The USD/JPY pair accelerated its growth after ending its temporary retreat. It's traded at 129.86 at the time of writing far above 126.94 yesterday's low. It has registered a 2.33% growth from yesterday's low to today's high of 129.90.
Fundamentally, the US data came in worse than expected but the Dollar Index resumed its growth as the Federal Reserve is expected to continue hiking rates. As long as the DXY grows, the greenback could resume its appreciation versus the other currencies.
On the other hand, the BOJ left its monetary policy unchanged in the April meeting weakening the JPY. Actually, the Yen started to drop ahead of this high-impact event. The BOJ Policy Rate remained at -0.10% as expected. The Japanese Housing Starts and the Retail Sales came in better than expected but the Yen could lose more ground if the Japanese Yen Futures drop.
USD/JPY Lifted By DXY!
As you can see on the H4 chart, the pair was in a corrective phase. Failing to stay below the 23.6% (127.48) signaled that the retreat is over. In the short term, it has developed a down channel pattern which represents an upside continuation formation.
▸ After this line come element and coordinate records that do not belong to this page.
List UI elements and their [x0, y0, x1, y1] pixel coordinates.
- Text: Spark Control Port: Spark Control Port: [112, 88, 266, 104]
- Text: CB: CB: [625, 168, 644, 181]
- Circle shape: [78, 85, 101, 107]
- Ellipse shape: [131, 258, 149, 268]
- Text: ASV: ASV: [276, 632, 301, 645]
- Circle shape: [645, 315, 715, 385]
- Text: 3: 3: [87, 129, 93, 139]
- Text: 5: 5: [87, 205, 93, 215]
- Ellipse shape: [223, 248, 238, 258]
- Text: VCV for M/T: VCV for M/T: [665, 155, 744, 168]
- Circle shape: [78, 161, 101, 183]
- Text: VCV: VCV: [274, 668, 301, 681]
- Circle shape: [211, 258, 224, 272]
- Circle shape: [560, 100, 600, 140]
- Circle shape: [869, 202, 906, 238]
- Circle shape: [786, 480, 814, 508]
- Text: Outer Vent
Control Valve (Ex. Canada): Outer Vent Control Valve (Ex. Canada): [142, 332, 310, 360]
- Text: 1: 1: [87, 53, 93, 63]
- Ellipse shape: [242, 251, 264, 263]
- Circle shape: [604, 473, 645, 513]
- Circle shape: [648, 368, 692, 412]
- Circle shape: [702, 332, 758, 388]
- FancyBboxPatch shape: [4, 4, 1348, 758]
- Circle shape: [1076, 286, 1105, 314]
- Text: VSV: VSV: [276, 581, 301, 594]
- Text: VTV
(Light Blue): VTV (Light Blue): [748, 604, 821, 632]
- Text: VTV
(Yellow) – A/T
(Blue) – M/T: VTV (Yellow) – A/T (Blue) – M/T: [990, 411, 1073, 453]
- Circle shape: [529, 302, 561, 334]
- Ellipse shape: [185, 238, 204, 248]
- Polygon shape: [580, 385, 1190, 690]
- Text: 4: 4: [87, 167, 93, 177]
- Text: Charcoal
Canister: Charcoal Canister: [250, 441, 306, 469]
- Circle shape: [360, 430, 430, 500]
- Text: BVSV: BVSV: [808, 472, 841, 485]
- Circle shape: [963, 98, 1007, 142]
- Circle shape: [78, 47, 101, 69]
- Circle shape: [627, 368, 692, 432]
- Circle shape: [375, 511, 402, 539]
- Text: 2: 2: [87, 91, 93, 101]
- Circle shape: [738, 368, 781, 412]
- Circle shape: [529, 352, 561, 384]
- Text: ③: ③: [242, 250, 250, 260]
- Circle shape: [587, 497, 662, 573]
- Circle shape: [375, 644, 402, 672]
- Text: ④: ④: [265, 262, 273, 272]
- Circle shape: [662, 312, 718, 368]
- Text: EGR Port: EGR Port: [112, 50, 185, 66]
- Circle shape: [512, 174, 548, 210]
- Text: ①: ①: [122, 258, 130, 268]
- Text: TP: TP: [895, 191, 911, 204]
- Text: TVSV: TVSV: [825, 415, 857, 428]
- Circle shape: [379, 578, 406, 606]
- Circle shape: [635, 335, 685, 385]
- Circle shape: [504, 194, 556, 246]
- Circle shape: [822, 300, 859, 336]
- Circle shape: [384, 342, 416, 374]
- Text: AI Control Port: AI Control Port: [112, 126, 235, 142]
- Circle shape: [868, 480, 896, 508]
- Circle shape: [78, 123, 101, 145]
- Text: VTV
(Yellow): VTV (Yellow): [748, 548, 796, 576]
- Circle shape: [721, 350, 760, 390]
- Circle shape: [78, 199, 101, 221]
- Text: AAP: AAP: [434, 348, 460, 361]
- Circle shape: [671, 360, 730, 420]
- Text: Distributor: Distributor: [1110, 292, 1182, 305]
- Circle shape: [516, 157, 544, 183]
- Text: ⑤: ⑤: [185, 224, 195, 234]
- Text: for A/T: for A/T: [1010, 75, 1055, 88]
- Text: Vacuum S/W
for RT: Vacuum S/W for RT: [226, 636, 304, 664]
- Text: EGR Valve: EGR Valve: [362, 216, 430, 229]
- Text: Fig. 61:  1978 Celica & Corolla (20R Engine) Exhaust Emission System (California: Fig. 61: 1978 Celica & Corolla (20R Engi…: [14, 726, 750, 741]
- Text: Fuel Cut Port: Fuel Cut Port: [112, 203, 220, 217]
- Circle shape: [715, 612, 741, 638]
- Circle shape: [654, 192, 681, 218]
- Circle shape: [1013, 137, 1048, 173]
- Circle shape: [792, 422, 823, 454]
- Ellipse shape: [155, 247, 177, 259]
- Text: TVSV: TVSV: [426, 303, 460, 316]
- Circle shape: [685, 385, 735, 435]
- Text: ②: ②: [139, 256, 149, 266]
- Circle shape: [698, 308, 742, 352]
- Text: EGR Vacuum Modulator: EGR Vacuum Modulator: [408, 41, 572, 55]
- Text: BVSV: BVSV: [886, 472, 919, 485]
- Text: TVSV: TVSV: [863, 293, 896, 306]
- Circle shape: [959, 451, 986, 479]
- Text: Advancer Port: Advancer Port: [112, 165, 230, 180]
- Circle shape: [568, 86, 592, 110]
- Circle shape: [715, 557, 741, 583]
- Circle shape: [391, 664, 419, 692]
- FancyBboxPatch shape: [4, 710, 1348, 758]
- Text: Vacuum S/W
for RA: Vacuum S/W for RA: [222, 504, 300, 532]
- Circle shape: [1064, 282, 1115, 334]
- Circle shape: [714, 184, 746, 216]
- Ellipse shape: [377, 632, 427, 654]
The aggressive breakout through the channel's resistance and above the 129.40 signaled strong buyers and further growth ahead.
USD/JPY Outlook!
The current breakout above the 129.40 previous high may signal potential further growth towards new highs. Testing and retesting this level or consolidation above it could bring new buying opportunities with potential targets at 130.50 and at 131.00.